Should we really be that excited about the launch of 5G?


Leon Emirali, an entrepreneur and investor, says YES.

5G is well worth the wait.

While there is no doubt that extra-fast internet speeds will be welcomed by consumers, we must look beyond our own mobile devices to see the real benefits of the 5G revolution. As we move towards embracing emerging technologies such as autonomous vehicles, artificial intelligence, and the internet of things, 5G connectivity will be vital.

This promises to be the most transformational upgrade of wireless connectivity to date. The reliability and speed of 5G will enable hyper-connectivity between people and machines like never before.

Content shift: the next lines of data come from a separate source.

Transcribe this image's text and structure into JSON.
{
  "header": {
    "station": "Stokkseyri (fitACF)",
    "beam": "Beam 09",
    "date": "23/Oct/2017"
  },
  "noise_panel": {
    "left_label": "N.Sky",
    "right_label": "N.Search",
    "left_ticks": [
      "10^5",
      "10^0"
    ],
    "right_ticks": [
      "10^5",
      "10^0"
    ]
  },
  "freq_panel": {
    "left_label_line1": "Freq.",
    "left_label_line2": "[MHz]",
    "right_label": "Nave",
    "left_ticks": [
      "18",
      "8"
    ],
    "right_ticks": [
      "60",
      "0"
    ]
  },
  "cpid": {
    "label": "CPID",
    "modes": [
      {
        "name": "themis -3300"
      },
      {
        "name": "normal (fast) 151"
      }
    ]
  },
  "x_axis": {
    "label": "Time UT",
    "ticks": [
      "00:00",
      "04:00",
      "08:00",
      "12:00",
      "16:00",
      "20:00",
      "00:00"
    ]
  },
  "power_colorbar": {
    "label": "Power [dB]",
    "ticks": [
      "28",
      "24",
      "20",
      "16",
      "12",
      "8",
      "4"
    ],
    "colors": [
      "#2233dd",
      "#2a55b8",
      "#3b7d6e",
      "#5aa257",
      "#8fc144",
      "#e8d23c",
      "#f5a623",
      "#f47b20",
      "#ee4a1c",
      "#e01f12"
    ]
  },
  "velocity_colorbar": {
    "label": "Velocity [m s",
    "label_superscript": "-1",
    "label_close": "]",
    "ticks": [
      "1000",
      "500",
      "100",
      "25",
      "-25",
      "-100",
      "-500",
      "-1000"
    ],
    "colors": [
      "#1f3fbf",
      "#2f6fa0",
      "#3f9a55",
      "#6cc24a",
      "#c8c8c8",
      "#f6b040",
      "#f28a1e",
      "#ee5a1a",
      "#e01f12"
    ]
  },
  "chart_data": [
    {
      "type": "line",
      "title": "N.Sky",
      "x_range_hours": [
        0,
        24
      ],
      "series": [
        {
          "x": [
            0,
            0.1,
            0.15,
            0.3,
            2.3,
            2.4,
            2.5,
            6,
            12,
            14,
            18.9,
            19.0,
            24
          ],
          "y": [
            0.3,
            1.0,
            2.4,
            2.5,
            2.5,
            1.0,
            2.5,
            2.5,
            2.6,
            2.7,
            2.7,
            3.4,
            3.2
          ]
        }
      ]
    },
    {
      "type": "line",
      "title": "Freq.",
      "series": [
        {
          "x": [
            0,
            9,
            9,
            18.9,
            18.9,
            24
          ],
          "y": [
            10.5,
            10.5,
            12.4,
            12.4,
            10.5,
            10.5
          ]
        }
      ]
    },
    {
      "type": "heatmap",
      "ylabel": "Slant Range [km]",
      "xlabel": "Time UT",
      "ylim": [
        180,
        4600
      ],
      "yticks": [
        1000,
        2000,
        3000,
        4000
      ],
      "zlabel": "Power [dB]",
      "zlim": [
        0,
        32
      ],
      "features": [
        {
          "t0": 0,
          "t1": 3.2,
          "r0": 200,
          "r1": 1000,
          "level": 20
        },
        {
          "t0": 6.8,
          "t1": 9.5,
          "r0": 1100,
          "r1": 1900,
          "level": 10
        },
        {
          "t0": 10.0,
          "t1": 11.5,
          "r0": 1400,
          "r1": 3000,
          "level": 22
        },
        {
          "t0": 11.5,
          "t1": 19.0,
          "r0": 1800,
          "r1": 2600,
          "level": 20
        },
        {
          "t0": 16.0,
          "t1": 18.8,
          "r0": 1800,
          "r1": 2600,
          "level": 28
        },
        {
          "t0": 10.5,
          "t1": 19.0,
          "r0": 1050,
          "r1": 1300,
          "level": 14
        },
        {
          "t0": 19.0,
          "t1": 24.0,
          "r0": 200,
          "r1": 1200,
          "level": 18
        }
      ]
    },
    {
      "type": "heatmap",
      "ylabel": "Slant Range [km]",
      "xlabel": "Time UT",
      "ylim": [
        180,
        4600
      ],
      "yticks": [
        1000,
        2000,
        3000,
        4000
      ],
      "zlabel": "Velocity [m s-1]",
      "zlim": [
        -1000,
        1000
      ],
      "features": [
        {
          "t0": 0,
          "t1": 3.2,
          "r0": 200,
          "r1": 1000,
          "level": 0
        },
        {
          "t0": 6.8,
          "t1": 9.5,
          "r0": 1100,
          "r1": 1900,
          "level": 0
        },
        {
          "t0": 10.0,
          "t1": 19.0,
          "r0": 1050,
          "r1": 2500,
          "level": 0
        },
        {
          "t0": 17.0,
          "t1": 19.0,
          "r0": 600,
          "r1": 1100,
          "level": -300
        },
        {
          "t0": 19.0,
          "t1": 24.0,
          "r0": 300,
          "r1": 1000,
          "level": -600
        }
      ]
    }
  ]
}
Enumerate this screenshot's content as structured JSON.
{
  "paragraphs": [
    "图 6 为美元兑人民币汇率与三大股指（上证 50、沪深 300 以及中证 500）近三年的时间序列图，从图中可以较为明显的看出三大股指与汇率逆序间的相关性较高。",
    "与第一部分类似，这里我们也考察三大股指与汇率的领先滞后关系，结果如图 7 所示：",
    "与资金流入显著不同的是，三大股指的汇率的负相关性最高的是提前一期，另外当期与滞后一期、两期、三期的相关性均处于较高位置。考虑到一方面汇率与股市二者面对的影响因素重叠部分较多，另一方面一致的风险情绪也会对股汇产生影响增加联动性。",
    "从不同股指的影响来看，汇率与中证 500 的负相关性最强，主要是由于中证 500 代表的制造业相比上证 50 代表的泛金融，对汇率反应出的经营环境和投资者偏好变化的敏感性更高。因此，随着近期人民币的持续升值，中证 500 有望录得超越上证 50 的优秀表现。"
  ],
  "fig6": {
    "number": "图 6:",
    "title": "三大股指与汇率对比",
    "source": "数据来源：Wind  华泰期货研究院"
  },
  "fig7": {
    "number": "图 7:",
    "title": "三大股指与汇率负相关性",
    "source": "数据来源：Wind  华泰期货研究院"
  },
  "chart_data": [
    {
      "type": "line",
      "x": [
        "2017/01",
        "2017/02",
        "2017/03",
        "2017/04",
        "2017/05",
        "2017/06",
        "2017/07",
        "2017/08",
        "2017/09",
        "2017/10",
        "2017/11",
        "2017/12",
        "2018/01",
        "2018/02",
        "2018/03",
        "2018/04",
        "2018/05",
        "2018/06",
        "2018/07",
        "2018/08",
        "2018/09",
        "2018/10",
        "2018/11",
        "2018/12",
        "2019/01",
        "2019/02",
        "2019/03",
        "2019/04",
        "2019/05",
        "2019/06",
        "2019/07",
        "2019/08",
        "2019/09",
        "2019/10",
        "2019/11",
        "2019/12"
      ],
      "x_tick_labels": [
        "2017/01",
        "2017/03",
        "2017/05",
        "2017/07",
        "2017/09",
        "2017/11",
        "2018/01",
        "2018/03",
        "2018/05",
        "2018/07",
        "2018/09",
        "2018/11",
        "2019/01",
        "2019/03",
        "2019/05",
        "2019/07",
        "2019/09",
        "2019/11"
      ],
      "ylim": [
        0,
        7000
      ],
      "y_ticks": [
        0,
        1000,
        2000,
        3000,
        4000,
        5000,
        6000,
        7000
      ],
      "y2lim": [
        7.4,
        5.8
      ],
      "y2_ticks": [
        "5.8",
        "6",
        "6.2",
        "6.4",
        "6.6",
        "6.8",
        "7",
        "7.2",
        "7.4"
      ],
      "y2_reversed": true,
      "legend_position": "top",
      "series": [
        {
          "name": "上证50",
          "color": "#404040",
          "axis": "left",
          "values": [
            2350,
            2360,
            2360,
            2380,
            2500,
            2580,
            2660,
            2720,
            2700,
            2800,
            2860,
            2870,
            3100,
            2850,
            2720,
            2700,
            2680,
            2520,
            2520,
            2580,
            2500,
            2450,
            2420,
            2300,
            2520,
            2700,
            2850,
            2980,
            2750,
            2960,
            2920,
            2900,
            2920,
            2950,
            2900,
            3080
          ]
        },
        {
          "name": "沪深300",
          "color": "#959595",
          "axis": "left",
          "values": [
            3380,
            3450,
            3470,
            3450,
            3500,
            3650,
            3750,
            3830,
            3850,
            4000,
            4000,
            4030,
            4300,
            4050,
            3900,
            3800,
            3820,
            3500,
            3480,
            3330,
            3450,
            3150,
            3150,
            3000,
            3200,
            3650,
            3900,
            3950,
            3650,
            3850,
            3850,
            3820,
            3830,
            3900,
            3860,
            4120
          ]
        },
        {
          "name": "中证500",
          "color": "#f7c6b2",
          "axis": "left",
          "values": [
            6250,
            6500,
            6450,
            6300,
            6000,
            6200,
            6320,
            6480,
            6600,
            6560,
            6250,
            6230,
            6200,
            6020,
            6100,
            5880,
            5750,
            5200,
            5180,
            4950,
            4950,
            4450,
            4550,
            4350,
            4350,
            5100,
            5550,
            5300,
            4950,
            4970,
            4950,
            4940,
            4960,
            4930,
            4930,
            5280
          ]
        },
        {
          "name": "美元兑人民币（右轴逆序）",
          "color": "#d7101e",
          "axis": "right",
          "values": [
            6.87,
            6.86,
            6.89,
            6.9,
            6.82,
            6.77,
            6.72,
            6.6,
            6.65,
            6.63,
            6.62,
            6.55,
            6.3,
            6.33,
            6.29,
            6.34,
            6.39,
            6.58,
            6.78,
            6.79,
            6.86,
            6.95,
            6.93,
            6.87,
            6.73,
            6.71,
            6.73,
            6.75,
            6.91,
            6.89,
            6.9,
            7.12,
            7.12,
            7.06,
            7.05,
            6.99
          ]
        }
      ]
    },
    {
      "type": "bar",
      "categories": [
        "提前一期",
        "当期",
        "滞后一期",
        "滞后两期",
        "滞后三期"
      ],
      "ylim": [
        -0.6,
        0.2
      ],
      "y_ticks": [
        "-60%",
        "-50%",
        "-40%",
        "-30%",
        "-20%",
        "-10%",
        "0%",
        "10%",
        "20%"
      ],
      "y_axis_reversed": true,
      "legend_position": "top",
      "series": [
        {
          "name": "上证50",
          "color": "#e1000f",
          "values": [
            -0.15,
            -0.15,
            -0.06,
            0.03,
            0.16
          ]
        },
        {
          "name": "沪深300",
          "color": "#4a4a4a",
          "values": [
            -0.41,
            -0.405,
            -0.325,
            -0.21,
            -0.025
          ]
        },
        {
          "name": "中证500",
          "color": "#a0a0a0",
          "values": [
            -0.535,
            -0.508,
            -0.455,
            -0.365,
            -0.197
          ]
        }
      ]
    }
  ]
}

Smart cities will use 5G technology to collect and process data more efficiently. Hospitals will be able to deploy ambulance drones to disaster points. Swathes of ownership information about assets, such as houses and cars, will be transferred to the blockchain.


In short, 5G will make current technological fantasies a reality and propel us towards the next frontier of innovation. Oh, and we’ll be able to watch Netflix without any buffering.

Eleanor Fox, associate director at technology commercial strategy firm Cruxy & Company, says NO.

EE’s 5G launch this week is an elaborate marketing exercise that highlights the gulf between ideas and execution.

Despite EE promising “increased speeds, reliability and connectivity”, you won’t benefit unless you live in the right place and can afford a 5G plan (which starts at £53 per month).

And although EE is getting credit as the first network operator out of the blocks, the challenges facing the rollout have been underestimated.

Full UK coverage will take years, with yesterday marking the start of the first phase of three. EE’s deployment of 5G will be layered on top of the existing 4G network, which is still undergoing capacity additions. So we won’t see a full next-generation 5G network until 2022 at the earliest.

Government restrictions on Huawei’s involvement in the UK 5G network could impede the rollout even more. Huawei is to be excluded from core parts of the network, in part over security concerns.

If you were getting excited over the promises of super-fast connectivity any time soon, you’re likely to be disappointed.